Thickness dependence of magnetic structures in a wedge-shaped (111) MnSi plate. (a), (b) 2D thickness map obtained by EELS and the averaged line profile [over the surrounded area with red dashed lines shown in (a)] of the sample thickness, respectively. (c) LTEM image taken under zero field at 6 K. The defocus distance is approximately $-30\mu \mathrm{m}$. Dashed line indicates the boundary between areas 3 and 4. (d)–(g) FFT of each local LTEM image for areas 1–4 taken at 6 K under zero magnetic field and (h)–(k) under 290 mT field. (l), (m) LTEM images for the same area as presented in (c), obtained under 200 mT field at (l) 15 K and (m) 20 K, respectively.

Figure 4

Magnetic phase diagrams obtained for wedge-shaped (111), (110), and (001) MnSi thin plates with thickness gradient. (a)–(c) 2D thickness maps of the (a) (111), (b) (110), and (c) (001) plates, respectively. The phase diagrams in the $T\text{−}B$ plane obtained in (A) thick regions with thickness of $75\mathrm{nm}<t<120\mathrm{nm}$ [(d)–(f)], (B) intermediate-thickness regions between 45 nm and 75 nm [(g)–(i)], and (C) thin regions with thickness below 45 nm [(j)–(l)]. These diagrams are obtained from LTEM images taken at the regions designated as A, B, and C, respectively, in (a)–(c).
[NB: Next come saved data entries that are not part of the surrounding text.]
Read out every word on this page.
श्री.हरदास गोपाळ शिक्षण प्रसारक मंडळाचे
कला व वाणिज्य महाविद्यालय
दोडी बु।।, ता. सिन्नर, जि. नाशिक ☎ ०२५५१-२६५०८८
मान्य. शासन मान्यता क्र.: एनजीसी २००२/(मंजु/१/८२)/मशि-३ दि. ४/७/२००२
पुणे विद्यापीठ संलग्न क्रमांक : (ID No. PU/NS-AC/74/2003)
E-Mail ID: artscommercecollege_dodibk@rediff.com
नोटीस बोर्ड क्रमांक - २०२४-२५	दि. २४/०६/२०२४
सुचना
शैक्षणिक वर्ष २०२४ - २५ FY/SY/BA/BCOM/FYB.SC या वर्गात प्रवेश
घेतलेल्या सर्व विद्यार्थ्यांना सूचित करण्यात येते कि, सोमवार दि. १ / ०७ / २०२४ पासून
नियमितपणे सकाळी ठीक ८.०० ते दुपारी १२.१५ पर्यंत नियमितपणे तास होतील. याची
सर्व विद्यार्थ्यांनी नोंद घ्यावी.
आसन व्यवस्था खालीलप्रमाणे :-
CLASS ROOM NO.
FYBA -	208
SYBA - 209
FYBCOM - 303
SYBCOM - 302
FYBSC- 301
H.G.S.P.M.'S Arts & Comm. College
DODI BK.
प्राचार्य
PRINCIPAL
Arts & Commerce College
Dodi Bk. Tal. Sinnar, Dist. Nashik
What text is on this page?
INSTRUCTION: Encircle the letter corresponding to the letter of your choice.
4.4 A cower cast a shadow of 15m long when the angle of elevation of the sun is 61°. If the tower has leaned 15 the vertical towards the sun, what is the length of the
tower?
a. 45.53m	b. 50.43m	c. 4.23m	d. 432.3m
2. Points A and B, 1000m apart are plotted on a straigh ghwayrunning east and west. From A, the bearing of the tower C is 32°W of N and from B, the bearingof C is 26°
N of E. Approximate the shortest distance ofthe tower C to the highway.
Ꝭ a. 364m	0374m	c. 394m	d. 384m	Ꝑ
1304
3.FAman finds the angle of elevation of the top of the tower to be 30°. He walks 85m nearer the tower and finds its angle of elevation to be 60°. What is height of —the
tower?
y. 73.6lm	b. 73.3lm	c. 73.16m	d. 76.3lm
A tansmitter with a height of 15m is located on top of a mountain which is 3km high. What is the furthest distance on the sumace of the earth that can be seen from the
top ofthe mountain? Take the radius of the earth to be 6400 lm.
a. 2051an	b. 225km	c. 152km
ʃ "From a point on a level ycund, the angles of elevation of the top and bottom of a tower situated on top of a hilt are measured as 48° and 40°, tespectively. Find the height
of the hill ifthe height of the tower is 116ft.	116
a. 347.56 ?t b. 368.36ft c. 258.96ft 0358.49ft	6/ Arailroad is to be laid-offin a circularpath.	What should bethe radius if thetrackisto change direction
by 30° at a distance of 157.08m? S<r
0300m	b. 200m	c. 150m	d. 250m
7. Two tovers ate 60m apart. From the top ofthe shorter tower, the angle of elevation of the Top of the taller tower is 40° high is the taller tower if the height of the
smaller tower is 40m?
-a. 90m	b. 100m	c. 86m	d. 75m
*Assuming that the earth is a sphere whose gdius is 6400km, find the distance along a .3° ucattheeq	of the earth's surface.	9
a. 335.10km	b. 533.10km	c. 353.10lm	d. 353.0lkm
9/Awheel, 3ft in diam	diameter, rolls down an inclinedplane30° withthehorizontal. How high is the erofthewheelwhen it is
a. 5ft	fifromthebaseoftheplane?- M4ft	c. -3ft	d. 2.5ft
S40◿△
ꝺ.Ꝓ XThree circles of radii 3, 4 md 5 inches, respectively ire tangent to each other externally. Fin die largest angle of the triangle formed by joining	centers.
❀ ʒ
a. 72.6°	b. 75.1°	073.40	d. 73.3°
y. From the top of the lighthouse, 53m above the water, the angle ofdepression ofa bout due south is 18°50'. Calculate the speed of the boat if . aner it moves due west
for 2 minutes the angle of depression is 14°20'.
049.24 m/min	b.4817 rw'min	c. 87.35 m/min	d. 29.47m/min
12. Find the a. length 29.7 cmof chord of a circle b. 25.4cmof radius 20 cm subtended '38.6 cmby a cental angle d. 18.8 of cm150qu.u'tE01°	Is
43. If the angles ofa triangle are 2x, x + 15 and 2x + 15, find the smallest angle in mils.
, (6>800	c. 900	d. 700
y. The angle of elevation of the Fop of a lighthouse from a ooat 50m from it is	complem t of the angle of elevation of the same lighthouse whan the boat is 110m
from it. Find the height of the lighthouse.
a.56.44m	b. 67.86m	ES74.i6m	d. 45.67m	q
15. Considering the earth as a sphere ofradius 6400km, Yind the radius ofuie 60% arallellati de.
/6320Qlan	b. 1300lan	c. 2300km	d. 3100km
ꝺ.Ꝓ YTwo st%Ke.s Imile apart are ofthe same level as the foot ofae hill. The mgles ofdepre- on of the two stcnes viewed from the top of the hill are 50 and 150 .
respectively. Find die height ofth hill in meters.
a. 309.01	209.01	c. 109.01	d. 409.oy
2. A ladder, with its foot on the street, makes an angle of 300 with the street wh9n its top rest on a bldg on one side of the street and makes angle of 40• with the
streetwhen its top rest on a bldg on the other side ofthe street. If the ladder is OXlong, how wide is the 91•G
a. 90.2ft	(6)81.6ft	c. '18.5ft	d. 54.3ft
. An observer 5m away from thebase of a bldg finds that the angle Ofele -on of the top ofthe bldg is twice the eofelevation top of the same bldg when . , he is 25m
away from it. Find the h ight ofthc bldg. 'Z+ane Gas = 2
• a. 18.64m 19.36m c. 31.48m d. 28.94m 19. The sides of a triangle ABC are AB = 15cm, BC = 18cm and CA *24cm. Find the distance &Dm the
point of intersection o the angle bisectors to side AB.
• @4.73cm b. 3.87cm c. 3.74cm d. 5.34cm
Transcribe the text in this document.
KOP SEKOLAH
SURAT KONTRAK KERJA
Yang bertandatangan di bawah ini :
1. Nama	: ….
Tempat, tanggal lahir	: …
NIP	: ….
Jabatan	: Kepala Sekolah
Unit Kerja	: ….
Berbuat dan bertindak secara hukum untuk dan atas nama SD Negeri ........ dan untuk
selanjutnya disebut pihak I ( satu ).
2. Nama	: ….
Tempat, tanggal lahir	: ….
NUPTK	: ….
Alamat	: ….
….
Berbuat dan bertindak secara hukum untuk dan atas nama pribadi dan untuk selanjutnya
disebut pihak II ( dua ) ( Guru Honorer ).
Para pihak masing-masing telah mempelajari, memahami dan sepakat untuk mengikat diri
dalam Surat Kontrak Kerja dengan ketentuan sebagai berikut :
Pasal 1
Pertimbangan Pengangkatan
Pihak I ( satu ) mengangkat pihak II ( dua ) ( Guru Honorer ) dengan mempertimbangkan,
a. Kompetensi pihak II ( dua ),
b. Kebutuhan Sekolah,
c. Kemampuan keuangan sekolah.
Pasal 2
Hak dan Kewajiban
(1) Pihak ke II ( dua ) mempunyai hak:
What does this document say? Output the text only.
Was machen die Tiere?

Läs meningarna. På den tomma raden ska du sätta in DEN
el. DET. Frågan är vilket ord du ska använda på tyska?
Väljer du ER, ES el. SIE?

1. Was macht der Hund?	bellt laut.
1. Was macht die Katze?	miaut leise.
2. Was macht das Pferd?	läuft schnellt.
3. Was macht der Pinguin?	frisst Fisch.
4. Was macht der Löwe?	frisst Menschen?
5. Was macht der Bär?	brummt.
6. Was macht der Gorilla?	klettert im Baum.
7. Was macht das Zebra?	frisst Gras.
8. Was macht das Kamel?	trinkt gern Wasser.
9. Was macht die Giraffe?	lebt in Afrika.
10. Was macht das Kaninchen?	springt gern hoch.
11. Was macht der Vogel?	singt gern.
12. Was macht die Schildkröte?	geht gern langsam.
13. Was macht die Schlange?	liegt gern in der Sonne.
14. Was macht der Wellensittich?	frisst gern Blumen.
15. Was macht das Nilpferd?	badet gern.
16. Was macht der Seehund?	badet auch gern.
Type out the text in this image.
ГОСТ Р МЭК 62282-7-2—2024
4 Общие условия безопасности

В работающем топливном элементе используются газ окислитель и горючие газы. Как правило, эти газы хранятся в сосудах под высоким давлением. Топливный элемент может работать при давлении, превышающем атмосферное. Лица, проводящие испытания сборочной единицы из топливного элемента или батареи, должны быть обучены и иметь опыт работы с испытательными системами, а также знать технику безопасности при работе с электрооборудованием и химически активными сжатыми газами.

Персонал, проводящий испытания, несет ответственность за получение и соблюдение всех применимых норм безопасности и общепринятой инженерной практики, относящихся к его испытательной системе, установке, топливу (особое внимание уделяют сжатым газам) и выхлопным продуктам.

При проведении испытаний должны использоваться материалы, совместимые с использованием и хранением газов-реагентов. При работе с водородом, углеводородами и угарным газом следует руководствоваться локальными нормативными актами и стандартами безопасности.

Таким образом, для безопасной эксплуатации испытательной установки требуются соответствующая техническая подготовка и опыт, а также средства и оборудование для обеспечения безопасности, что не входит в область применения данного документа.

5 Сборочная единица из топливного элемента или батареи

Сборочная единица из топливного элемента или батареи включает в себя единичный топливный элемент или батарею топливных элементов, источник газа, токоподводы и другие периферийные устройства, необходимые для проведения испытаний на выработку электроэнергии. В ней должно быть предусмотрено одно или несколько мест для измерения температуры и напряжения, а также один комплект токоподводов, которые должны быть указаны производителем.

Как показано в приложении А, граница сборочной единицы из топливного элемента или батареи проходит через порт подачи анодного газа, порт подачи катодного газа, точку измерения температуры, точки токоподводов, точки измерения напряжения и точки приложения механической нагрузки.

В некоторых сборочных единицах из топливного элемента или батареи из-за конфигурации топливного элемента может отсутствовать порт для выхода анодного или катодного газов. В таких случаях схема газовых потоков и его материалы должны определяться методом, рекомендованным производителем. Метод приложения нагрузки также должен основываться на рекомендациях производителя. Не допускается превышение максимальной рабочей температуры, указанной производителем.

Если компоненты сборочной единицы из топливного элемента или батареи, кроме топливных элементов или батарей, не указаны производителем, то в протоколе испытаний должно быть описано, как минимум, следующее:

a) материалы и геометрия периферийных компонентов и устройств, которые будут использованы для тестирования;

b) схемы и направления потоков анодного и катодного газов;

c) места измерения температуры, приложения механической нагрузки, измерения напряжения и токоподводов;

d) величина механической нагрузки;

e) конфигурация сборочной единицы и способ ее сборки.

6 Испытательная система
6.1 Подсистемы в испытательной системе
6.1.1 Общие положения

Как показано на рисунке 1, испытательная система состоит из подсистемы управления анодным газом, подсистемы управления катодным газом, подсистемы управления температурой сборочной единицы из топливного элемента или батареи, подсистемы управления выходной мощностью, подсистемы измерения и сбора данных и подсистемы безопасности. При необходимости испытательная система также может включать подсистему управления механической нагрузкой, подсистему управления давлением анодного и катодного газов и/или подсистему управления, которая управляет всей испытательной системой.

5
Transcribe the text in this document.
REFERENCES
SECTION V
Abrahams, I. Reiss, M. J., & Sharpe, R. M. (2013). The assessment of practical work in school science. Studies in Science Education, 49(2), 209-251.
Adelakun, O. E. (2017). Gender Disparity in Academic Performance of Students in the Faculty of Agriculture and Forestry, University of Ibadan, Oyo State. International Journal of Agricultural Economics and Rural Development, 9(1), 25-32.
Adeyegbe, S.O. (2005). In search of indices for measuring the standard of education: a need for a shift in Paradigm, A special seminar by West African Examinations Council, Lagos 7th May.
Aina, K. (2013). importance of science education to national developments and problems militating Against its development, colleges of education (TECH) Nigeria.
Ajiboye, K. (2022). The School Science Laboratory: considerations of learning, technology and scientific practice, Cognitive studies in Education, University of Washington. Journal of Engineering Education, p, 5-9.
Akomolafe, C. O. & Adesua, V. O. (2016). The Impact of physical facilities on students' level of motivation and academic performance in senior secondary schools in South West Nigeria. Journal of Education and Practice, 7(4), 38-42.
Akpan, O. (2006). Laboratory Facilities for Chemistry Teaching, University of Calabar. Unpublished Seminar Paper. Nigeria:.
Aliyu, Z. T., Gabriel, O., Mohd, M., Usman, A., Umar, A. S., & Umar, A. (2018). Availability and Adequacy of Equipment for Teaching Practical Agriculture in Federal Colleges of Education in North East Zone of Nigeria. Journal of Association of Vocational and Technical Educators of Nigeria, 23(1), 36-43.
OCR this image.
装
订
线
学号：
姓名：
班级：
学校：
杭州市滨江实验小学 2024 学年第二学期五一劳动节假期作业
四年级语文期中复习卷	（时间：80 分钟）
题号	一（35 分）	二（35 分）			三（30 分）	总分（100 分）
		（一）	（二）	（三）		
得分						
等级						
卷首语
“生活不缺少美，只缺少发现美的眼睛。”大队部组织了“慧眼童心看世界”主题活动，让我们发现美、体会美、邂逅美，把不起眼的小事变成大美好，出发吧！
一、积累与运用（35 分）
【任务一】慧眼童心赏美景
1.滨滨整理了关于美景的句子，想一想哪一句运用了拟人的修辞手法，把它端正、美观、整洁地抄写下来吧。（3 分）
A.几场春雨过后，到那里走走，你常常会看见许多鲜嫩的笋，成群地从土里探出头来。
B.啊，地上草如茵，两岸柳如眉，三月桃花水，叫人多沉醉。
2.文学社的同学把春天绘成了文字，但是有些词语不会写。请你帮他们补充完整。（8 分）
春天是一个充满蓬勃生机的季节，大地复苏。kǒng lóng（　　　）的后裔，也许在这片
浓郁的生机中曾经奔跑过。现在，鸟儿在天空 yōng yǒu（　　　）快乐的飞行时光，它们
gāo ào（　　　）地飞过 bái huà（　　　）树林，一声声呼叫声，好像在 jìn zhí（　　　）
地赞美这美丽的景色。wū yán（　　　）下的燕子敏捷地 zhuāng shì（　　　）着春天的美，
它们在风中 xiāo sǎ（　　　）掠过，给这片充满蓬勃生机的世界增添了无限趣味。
H, $\mathrm{R}q\text{−}\mathrm{H}$, SkX, V-H/C, and FM are the in-plane helical structure, random/rotating-$q$ helical structure, skyrmion crystal state, (possibly) vertical helical or conical structure, and field-induced ferromagnetic state, respectively. The open circles show the data points where LTEM snapshots were taken.